“It’s not about winning,” Rory murmurs, and a tiny, faraway part of me screams that I’m not a prize to be won by anyone, to be treated like a doll at a funfair. “It’s about unity.” His gaze drifts across to me and he adds, when I’ve stopped moving, “Take off your dress.”
And yet I do as he orders. I slide the denim sleeves down my shoulders and shrug the fabric from my body. It peels off me, slipping down my arms and past my hips, to pool around my ankles like the deep blue sea.
The devil stares back at me.
Rory drinks in my nakedness, his eyes raking my body like there’s much to admire, much to know and memorize. All the secrets of me, exposed and laid bare in the night air for him.
And Finlay, I remind myself distantly. Finlay’s watching me, too.
“You aren’t wearing any underwear,” Rory remarks lightly, his gaze sliding from my bare breasts to my hidden curls and back again.
“No.”
“If I’d have known…” His lips tighten, suppressing a deep groan that buries itself in his throat. “I could have had you. At any moment, you could have been on the end of my fingers. My cock. I could have been inside you by now. I could have unrolled your skirt and slid my hand under and made you come a thousand times. And I didn’t even know.”
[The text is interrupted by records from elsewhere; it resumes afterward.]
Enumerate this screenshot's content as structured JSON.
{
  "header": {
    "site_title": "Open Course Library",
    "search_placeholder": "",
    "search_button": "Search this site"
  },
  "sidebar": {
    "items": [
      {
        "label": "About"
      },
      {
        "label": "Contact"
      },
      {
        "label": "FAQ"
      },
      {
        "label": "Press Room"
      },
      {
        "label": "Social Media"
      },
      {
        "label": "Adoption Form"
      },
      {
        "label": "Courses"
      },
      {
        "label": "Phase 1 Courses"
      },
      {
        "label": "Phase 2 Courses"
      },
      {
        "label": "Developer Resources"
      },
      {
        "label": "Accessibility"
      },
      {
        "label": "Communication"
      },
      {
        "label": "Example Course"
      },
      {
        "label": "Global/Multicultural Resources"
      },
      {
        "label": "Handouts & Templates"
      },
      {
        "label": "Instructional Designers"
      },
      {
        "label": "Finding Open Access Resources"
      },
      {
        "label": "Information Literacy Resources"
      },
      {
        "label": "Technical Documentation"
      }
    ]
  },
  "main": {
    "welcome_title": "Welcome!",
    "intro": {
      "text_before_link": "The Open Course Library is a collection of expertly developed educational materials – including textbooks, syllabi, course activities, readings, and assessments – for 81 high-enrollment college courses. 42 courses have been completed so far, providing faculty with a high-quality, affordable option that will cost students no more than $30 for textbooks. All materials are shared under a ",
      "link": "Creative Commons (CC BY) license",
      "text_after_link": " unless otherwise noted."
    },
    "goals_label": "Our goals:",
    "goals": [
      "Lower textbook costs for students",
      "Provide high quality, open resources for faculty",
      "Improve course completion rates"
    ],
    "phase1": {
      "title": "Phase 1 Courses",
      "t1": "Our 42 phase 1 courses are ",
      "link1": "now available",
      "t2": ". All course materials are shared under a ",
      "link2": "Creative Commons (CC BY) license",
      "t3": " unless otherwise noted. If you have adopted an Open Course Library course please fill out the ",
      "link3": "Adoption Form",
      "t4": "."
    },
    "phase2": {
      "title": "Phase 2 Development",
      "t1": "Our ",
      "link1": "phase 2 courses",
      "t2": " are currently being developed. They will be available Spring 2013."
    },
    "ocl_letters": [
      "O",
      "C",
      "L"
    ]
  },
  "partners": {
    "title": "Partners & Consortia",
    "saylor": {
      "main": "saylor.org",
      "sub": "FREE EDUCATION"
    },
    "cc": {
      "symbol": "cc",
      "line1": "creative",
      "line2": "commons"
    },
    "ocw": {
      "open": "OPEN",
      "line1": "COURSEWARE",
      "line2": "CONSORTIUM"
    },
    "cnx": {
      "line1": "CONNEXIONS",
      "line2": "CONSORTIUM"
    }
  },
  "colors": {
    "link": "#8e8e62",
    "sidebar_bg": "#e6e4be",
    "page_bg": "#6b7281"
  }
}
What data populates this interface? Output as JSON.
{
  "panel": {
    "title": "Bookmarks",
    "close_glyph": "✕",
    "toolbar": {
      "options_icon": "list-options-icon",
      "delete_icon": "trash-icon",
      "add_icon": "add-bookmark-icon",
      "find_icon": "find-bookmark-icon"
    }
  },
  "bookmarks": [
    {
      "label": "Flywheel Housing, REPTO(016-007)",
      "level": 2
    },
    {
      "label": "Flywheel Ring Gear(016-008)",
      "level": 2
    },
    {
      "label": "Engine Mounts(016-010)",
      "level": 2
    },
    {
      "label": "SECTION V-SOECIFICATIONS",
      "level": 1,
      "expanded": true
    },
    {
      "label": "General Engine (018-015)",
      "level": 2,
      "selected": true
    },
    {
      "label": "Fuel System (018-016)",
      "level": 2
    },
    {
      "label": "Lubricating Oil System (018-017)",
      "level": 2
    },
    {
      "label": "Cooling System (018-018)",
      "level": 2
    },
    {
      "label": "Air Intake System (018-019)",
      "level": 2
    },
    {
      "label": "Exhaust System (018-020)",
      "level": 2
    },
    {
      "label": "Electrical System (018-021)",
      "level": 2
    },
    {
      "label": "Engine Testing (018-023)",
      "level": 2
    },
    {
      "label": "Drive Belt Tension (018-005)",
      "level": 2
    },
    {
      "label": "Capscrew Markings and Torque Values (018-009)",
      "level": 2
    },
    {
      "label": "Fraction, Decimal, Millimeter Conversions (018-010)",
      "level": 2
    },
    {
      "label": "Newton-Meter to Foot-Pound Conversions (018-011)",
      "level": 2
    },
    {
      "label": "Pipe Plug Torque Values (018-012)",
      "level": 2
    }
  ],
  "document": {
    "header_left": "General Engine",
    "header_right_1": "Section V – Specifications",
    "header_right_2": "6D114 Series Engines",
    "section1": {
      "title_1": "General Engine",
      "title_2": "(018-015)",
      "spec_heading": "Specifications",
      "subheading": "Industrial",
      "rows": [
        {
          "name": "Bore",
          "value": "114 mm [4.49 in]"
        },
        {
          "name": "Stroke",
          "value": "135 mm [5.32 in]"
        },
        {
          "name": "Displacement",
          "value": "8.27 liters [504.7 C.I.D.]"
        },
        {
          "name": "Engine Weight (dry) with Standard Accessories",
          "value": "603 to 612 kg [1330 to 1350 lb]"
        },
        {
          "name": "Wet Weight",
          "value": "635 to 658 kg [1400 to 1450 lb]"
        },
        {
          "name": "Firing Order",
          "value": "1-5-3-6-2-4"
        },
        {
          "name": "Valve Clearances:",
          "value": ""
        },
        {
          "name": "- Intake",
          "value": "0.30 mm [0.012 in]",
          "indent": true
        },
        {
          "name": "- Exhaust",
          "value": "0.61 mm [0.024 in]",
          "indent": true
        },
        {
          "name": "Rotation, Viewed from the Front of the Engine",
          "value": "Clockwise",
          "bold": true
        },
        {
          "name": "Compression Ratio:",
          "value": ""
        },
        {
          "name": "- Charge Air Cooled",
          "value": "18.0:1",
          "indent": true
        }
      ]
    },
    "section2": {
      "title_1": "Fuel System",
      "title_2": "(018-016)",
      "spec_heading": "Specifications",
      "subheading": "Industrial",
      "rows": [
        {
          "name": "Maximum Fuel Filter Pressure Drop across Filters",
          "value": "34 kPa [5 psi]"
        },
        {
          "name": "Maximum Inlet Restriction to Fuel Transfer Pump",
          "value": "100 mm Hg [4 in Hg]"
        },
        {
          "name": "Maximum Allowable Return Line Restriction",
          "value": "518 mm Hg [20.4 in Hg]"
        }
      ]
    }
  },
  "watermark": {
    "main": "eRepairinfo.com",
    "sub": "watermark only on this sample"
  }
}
“Stop,” Finlay mutters, and I’m surprised to find his eyes screwed shut. It makes me wonder if he’s even looked at me naked. “Please. If you two wantae dae yer thing, fine. But leave me the hell oot o’ it.”
“We need you,” Rory says. “You’re our witness.”
Finlay heaves a sigh. “Rituals dinnae need witnesses. I know ye’re just makin’ this up tae suit yer agenda.”
“What agenda’s that?” Rory asks innocently.
“She’s yours. I get it.” And then, softer still, “You’re hers. I get it.” Finlay turns, making his way back through the grassy clearing, and something like panic grabs at my heart.
“Don’t go.” It’s out of my mouth before I can stop it, before I can return the genie to its bottle. “I want you here.”
“Fuck, sassenach.” Finlay stands rooted to the spot, grass and wildflowers grazing his boots. “Ye’re askin’ miracles o’ me.”
“Please stay.” And then I add, with all the truth inside my heart, with all the truth I should have revealed long ago, “I want you.”
He looks at me then, finally, his eyes traveling from my bare feet and up my legs, to the dark triangle of curls and the dip of my curving waist. His gaze flits between each breast, as though unsure which to cherish more, before sliding up the nape of my neck, my chin and lips and eyes.
He meets my gaze squarely, never slipping once. “How can ye want me? You have Rory.” He says this like it’s unfathomable, as though Rory is so all-consuming a prize that there could never be any desire left over, and certainly not for the likes of Finlay.
As though, for Finlay too, Rory is the ultimate honor.
He’s too blinded by his infatuation for Rory to see his own worth.
He glances over at Rory as though asking for permission. Whatever he sees in Rory’s expression, it must be something encouraging enough for him to return to the sand and stone of the banks along the water. He tugs off his black boots while hopping toward us, tossing them into the shadowed trees, and stands as though awaiting command.
The command comes, and it’s not one I expect.
“Fin,” Rory says, an undeniable touch of fondness in his tone, “be a good boy and take off my trousers, won’t you?”